ACS director of breast and gynecologic cancer Debbie Saslow, PhD, tells WebMD that the clinical evidence, including the Danish study, suggests that these guidelines are right on target.

"These are very different tests," she says. "We know that HPV testing is a better predictor of who will develop cervical disease and Pap tests tell you what is going on today."

She says Pap testing without HPV remains a very effective cervical cancer screening tool as long as ACS guidelines are followed. This is true for both younger and older women.

HPV testing can tell older women more about their long-term risks of developing cervical disease.
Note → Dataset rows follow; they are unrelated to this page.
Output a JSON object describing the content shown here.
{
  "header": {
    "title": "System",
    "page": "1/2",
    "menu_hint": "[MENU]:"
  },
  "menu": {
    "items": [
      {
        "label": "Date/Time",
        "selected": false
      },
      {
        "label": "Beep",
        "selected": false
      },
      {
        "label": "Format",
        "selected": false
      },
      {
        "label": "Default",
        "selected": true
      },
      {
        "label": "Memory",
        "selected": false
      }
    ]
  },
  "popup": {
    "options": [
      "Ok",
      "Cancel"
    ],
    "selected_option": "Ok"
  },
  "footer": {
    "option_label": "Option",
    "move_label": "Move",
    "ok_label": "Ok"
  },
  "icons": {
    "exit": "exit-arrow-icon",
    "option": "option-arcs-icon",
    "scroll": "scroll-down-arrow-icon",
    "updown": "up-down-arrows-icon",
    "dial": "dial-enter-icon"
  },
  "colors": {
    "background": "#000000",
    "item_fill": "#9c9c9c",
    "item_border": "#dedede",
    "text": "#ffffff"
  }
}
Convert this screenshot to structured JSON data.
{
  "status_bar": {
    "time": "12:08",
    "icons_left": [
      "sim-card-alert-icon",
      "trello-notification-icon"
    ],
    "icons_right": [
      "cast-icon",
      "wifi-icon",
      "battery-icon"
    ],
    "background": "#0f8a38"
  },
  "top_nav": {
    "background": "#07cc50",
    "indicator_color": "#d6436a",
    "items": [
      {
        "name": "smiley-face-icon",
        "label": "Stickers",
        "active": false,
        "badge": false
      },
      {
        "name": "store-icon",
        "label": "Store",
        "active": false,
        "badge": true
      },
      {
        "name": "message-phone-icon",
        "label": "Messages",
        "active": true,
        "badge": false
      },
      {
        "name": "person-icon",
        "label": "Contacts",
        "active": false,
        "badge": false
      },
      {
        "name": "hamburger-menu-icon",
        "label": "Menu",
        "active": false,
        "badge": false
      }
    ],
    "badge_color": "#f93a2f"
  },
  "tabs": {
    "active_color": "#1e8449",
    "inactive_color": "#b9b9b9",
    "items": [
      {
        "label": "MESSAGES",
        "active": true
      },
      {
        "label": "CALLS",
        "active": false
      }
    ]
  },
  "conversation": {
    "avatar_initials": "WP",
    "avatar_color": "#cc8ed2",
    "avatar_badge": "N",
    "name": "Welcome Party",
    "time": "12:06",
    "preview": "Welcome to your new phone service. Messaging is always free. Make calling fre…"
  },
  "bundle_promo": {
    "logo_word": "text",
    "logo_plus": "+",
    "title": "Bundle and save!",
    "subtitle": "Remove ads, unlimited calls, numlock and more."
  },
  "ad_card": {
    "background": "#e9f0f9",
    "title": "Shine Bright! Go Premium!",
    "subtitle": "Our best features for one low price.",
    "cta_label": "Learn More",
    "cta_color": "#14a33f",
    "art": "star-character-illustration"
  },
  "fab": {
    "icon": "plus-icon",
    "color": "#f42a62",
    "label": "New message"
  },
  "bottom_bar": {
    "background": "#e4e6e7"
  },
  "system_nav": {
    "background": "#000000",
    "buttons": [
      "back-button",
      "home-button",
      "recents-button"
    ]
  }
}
"A negative [HPV] test is almost a sure sign that a woman will have nothing to worry about for at least five years, and maybe longer," she says. "But if a woman in her mid-30s or 40s has two positive tests over two years, that is good sign that something is going on, even if her Pap test is normal."




SOURCES: Kjaer, S. Cancer Research, Nov. 1, 2006; vol 66: pp 10630-10636. Susanne Kjaer, MD, professor and head, department of virus, hormones and cancer, Danish Cancer Society, Copenhagen, Denmark. Debbie Saslow, PhD, director breast and gynecologic cancer, American Cancer Society.